CRONACA – Un vasto incendio, ritenuto di origine dolosa, è divampato intorno alle 13.45 nell’area delle scogliere sul lungolago di Castel Gandolfo, provocando momenti di forte apprensione tra residenti e bagnanti.
Le fiamme, alimentate dalla vegetazione e dal caldo intenso, si sono rapidamente propagate in una zona boschiva particolarmente impervia, rendendo complesse le operazioni di spegnimento.
Per motivi di sicurezza è stato necessario evacuare tutte le caratteristiche spiaggette affacciate sul lago e far allontanare i numerosi bagnanti presenti. È stato inoltre sgomberato un vicino stabilimento balneare per consentire ai mezzi di soccorso di operare senza ostacoli.
Sul posto sono impegnati da oltre due ore i Vigili del Fuoco dei distaccamenti di Marino, La Rustica e Velletri, supportati da diverse autobotti.

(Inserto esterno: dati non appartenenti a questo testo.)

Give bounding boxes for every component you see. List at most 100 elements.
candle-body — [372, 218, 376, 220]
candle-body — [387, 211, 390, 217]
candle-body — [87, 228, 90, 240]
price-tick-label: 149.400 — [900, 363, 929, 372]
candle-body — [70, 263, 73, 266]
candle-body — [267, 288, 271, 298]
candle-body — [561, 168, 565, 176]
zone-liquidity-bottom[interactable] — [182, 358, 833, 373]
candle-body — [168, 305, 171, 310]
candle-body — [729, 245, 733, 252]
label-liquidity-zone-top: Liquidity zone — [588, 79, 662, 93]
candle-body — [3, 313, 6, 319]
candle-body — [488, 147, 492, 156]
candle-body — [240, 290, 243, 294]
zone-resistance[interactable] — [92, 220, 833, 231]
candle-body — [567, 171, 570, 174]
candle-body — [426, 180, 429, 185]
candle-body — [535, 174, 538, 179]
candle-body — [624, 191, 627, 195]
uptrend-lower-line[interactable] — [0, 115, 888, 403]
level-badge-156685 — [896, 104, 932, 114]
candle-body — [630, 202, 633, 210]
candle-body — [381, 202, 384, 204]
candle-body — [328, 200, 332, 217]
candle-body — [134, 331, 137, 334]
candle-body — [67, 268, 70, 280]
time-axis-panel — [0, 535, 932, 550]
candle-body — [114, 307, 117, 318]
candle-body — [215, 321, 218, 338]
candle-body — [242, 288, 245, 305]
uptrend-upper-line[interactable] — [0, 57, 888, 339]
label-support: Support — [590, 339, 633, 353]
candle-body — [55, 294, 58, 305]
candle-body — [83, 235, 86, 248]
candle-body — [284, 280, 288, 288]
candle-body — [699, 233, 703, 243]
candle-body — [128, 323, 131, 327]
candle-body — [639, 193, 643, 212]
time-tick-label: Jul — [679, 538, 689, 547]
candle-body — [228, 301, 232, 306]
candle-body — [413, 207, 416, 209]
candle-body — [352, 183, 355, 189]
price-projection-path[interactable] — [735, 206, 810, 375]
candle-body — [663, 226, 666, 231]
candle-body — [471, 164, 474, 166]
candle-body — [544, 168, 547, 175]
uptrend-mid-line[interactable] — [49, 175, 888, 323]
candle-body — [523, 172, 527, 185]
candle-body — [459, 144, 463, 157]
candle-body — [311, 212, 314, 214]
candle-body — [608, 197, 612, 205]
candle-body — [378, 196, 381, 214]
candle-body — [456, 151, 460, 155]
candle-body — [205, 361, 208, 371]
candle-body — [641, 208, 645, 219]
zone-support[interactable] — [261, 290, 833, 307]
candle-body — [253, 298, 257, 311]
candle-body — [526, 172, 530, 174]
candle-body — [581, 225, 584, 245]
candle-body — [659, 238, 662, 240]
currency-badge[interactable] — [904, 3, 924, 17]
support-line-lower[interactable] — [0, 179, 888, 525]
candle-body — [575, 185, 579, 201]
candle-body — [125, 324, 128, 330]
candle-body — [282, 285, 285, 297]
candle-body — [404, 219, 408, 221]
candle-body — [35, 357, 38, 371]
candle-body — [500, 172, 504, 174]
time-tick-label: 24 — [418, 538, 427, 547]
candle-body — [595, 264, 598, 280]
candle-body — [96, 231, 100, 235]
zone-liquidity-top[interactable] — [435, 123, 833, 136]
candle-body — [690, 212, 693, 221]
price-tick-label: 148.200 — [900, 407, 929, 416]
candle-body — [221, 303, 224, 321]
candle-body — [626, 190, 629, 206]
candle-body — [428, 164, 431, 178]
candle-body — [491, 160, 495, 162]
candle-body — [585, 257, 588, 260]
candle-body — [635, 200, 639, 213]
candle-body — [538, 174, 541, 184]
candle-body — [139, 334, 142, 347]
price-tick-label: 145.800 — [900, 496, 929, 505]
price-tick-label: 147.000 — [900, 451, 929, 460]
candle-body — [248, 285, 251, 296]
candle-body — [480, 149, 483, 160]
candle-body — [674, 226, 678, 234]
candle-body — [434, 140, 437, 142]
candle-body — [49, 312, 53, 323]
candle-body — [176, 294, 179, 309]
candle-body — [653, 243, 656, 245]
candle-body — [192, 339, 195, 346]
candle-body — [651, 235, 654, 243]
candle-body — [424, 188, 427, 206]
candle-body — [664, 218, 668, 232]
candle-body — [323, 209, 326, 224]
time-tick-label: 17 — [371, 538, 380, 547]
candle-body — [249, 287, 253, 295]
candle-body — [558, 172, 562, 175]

A dare manforte nelle operazioni anche i volontari delle Protezioni Civili di Castel Gandolfo, Marino e Albano Laziale.
Intorno alle 14.30 è entrato in azione anche un elicottero della Protezione Civile della Regione Lazio, che sta effettuando continui lanci d’acqua sulla porzione più interna del fronte di fuoco, difficilmente raggiungibile dalle squadre a terra.
Sul luogo dell’emergenza sono arrivati anche il sindaco di Castel Gandolfo, Alberto De Angelis, e il coordinatore della Protezione Civile comunale, Fausto D’Angelo, per seguire da vicino l’evolversi della situazione.
Per consentire l’intervento dei soccorritori e garantire la sicurezza dell’area, la viabilità è stata interdetta con la presenza di pattuglie della Polizia Locale, dei Carabinieri e della Polizia di Stato. Le operazioni di spegnimento sono ancora in corso e, vista l’estensione del rogo e la conformazione del territorio, si preannunciano lunghe e particolarmente complesse.